Le nain a pour lui son corps majestueusement raccourci de chaque côté des membres, sa souplesse, son agilité et sa rapidité dans l’air mais le finale offre une incertitude limitée : son vautrage est presque certain
Alors certes, si la loi est portée par un député qui se bat pour l’égalité blancs-noirs, lui expliquer qu’il est moral de tirer un nain en respectant ses conditions de vol (puisqu’il destiné de toute façon à croupir, par son ostracisation et ou sa non-inclusion qui mènerait à son extinction) paraît impossible, de même qu’aborder la libération de bêta-endorphines qui augmente son euphorie lors du vol n’aurait finalement que peu d’impact sur leur raison prisonnière d’une idéologie faussement humaniste.

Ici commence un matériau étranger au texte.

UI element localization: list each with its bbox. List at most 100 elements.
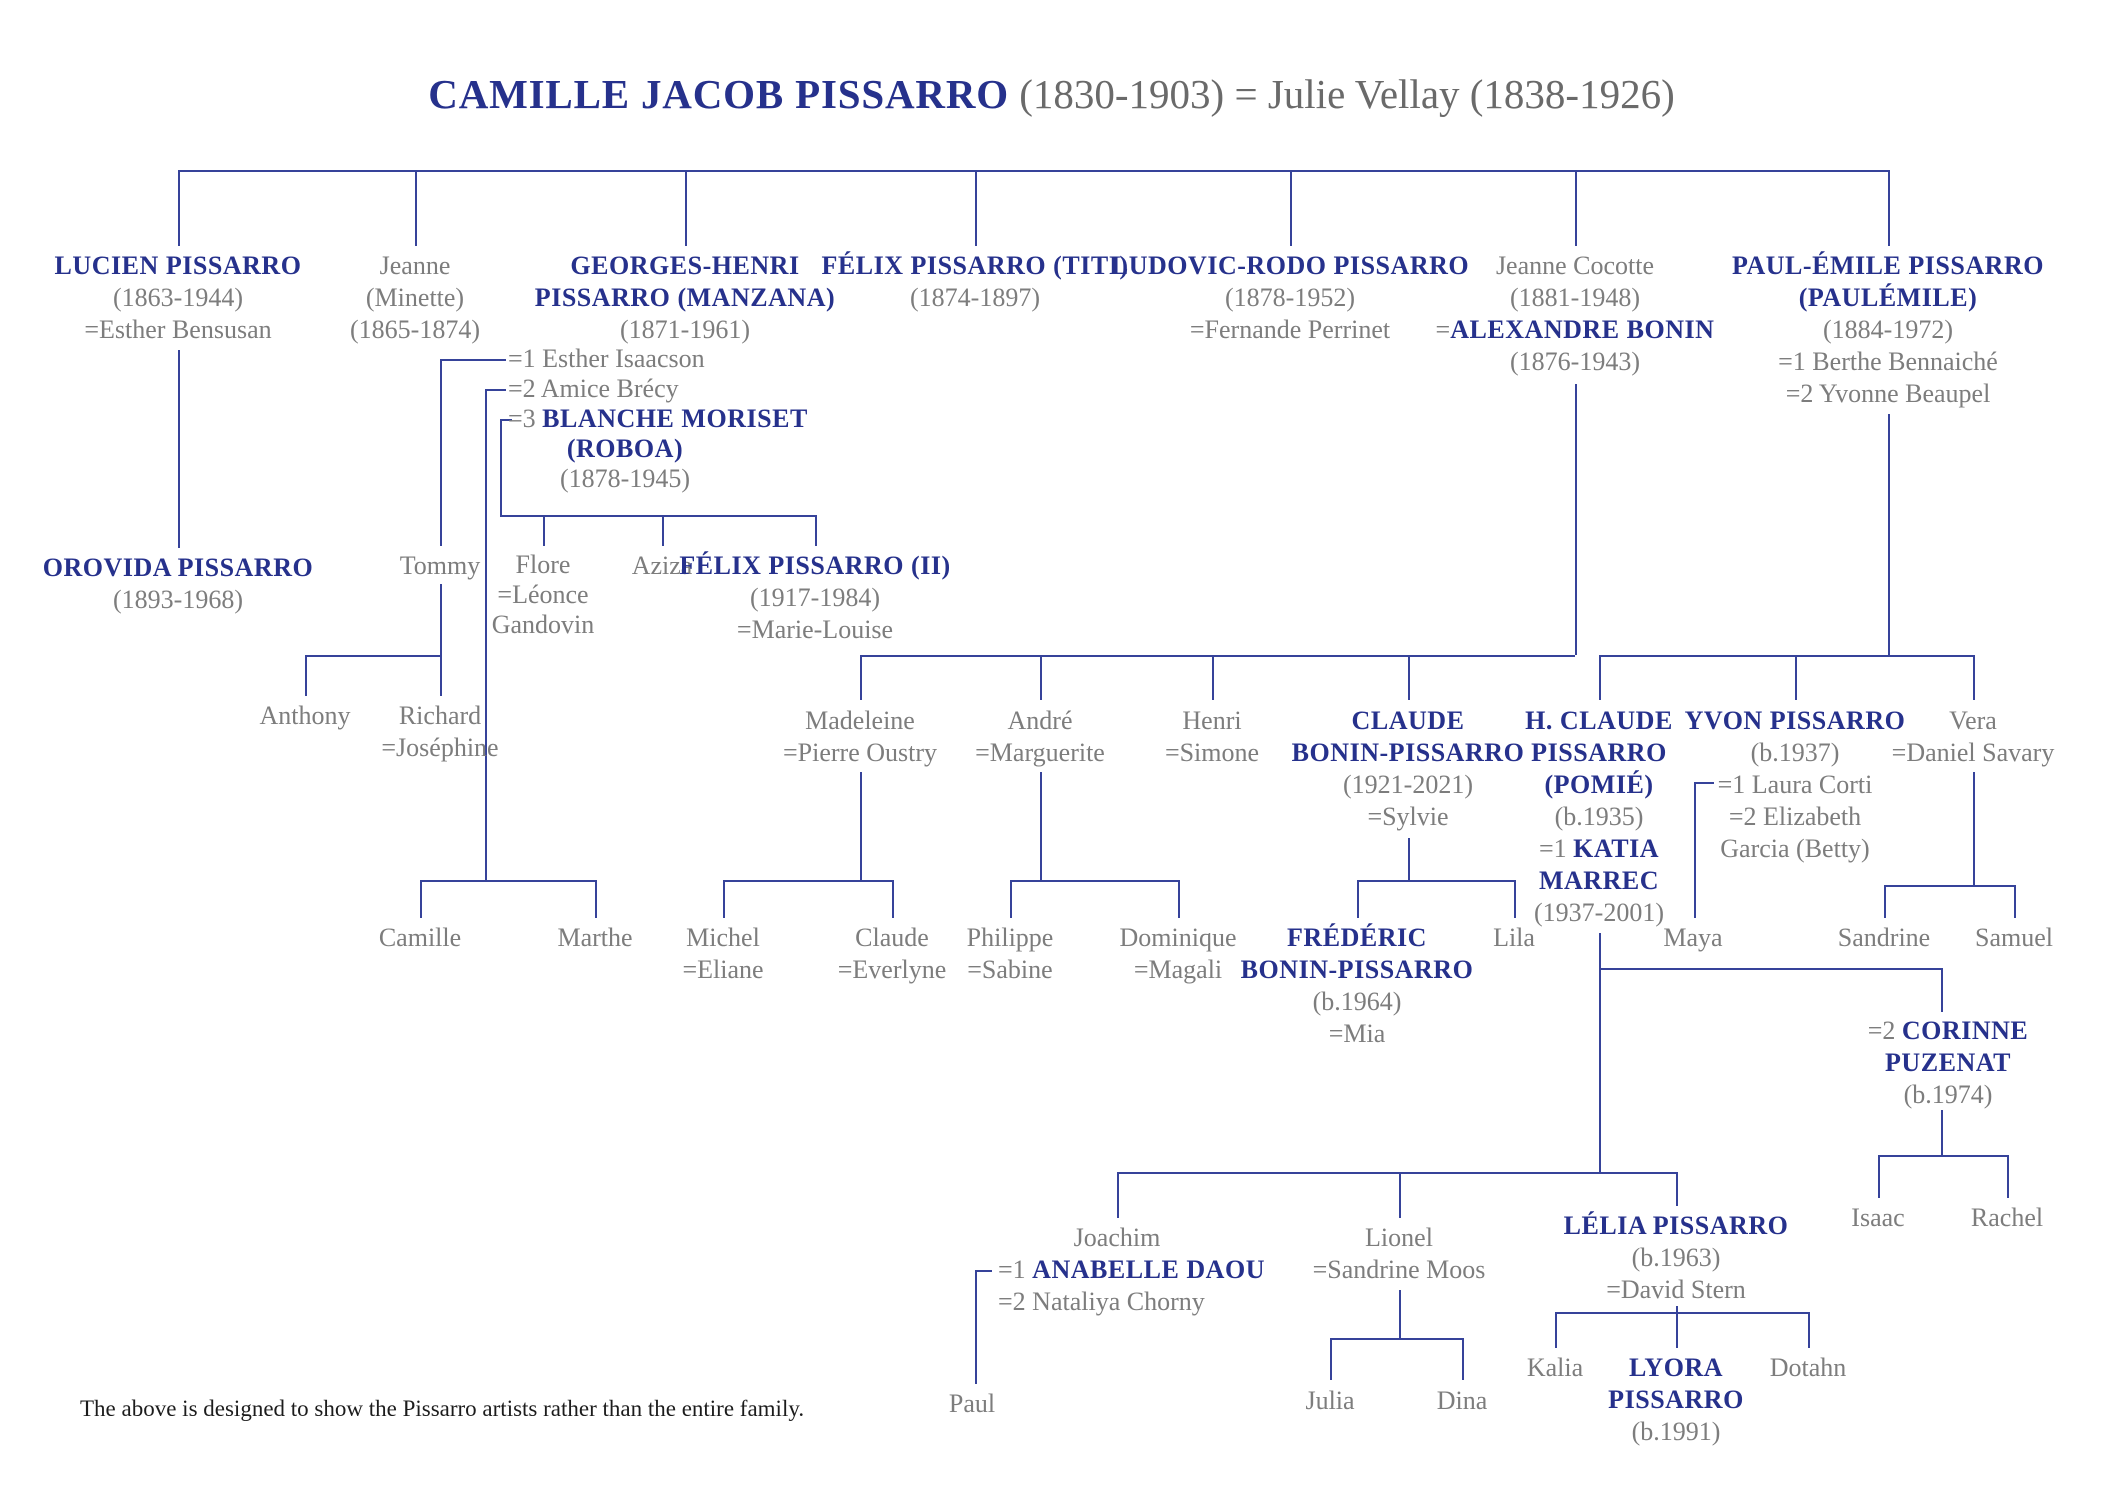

Mais ce qui gêne le plus probablement les anti-lancer et alimente l’incompréhension des autres reste la représentation du spectacle lui-même, c’est-à-dire le triomphe de l’amusement humain sur la noblesse de l’armement, l’art né de cette rencontre et le divertissement ritualisé. Le divertissement justement, notre société moderne ne cesse de l’oublier. On n’en parle plus sinon pour parler d’une fausse maturité et encore, de loin et bien portante. L’humiliation publique rappelle notre fierté tout comme notre honorabilité face à certains abaissements pourtant inévitables. Et sous ce chapiteau, on redécouvre leur nature légère, c’est-à-dire « le seul humain qui ne peut servir les fins humaines pour lesquelles il est né qu’à condition de ne pas être respecté », nous rappelle Baptiste Marchais, ajoutant que l’homme « ne s’estime en droit de lancer qu’au péril de sa propre damnation ». C’est un hobby inégal, entend-on. Heureusement. Sauf à dire que le petit serait l’égal du grand (ce que pensent évidemment Watrigant et d’autres), le lancer de nains est assurément inégal, mais loyal. Le nain a pour lui son corps majestueusement raccourci de chaque côté des membres, sa souplesse, son agilité et sa rapidité dans l’air mais le finale offre une incertitude limitée : son vautrage est presque certain. « Nous aboutissons tous à nous vautrer un jour ici-bas », écrit le philosophe personnaliste Baptiste Marchais dans Essai sur l’expérience de la chute. « Chaque lutte contre elle est perdue d’avance. La splendeur de la chute ne peut se considérer dans son issue, mais seulement dans la longueur même du vol aérien ». Certains plaident alors pour le lancer de nain australien arguant que la chute n’existe pas. La chute existe. Toujours, tout le temps. Elle se fait juste sur des couches de protection plus douillettes, rembourrées comme un cul qu’on amène à la table opératoire. Un moment rare, où les yeux de l’enano et du forain ne se croisent plus, seul compte le geste parfait, clinique, pour justement offrir un jet digne et rapide en rappelant à l’aficion qu’il ne peut lancer le nabot, « sans la possibilité nécessaire de la malédiction du public », ni celle du déshonneur.